PART IV – OTHER INFORMATION
| (1) | Name and telephone number of person to contact in regard to this notification |
| David Bailey | +385 | 388-8220 | ||
| (Name) | (Area Code) | (Telephone Number) |
| (2) | Have
all other periodic reports required under Section 13 or 15(d) of the Securities Exchange Act of 1934 or Section 30 of the Investment
Company Act of 1940 during the preceding 12 months or for such shorter period that the registrant was required to file such report(s)
been filed? If the answer is no, identify report(s). ☒ Yes ☐ No |
| (3) | Is
it anticipated that any significant change in results of operations from the corresponding period for the last fiscal year will be
reflected by the earnings statements to be included in the subject report or portion thereof? ☒Yes ☐No |
If so, attach an explanation of the anticipated change, both narratively and quantitatively, and if appropriate, state the reasons why a reasonable estimate of the results cannot be made.
The Company expects to report a significant change in results of operations for the quarter ended September 30, 2025, compared to the three months ended September 30, 2024. Following the Merger with Nakamoto we have added new items to the statement of operations. Preliminary results indicate that we will recognize a realized loss on digital assets of $1,411,201; an unrealized loss on digital assets of $22,066,010; a loss on extinguishment of debt of $14,454,485; a loss on acquisition of Nakamoto of $59,753,811; and a positive change in fair value of contingent liability of $21,845,000.

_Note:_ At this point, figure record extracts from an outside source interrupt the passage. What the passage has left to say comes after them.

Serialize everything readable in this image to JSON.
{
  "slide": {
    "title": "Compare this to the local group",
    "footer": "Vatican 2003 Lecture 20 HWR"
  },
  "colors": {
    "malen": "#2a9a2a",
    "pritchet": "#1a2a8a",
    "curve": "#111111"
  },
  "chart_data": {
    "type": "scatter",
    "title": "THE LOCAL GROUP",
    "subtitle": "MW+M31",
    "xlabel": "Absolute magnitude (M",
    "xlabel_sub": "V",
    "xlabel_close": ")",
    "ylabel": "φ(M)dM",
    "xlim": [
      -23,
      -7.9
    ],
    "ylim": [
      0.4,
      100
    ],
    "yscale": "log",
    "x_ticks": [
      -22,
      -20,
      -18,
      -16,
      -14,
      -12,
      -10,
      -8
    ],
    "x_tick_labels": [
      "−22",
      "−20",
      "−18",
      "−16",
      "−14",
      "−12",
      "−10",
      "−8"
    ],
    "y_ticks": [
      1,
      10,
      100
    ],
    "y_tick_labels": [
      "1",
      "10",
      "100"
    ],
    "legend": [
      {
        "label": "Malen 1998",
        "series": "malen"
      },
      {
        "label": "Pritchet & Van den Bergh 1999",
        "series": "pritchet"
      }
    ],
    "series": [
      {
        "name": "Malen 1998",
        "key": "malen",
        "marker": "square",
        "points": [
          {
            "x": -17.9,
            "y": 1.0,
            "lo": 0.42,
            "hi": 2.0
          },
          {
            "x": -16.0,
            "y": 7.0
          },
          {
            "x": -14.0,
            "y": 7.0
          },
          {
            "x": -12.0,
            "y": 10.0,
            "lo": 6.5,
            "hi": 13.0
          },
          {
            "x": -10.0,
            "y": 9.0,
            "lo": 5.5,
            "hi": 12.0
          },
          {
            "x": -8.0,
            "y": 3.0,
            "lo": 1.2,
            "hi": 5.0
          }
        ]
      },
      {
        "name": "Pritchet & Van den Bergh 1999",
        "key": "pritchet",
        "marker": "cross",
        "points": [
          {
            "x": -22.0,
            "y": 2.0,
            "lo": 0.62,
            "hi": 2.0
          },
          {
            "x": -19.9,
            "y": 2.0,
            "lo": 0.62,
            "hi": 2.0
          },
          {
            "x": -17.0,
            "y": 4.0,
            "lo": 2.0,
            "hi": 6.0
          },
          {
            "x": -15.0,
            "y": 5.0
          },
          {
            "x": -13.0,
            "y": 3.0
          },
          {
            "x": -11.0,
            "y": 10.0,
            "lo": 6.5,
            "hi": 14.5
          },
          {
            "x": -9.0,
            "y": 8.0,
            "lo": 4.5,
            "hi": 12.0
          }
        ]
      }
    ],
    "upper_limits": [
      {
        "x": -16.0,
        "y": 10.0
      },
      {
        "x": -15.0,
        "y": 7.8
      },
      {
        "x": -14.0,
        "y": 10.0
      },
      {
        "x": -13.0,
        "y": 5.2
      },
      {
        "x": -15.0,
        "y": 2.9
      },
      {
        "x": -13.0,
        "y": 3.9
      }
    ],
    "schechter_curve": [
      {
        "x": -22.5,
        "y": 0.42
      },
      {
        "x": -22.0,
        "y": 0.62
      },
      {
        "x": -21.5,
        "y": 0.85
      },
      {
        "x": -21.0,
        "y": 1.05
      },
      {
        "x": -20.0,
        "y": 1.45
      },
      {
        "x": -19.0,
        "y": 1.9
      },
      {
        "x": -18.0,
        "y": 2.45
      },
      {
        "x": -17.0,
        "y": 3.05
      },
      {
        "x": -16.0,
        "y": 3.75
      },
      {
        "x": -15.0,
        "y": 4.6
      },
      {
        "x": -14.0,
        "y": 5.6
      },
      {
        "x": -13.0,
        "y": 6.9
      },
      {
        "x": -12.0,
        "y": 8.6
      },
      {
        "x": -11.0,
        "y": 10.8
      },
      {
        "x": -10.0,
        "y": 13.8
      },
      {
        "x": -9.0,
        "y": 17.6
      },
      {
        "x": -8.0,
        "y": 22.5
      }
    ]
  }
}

These results are preliminary and subject to completion of our quarter-end closing and review procedures; the final results may differ materially from the foregoing preliminary estimates. Additional narrative and quantitative disclosure regarding the registrant’s results of operations for the three months ended September 30, 2025 will be disclosed in the registrant’s Form 10-Q.
Cautionary Note Regarding Forward-Looking Statements:
Forward-Looking Statements: This Form 12b-25 contains “forward-looking” statements within the meaning of federal securities laws. Forward-looking statements may be identified by the use of words and phrases such as “will”, “may”, “should”, “future”, “promptly”, “expect”, “estimate”, “anticipate,” “intends”, “plans”, “subject to”, and “change” and other similar expressions that predict or indicate future events or trends or that are not statements of historical fact. Such statements may include, but are not limited to, the filing of the Form 10-Q and the results of the ongoing review. These statements are based on current expectations on the date hereof and involve a number of risks and uncertainties that may cause actual results to differ significantly. These forward-looking statements are not guarantees of future performance, conditions or results, and involve a number of known and unknown risks, uncertainties, assumptions and other important factors, including without limitation a material delay in the Company’s financial reporting, including the possibility that the Company will not be able to file its Form 10-Q within the five-day extension permitted by the rules of the SEC, and the possibility that the ongoing review may identify errors or control deficiencies in the Company’s accounting practices. The Company does not assume any obligation to update or revise any such forward-looking statements, whether as the result of new developments or otherwise.
KINDLY MD, INC.
(Name of Registrant as Specified in Charter)
has caused this notification to be signed on its behalf by the undersigned thereunto duly authorized.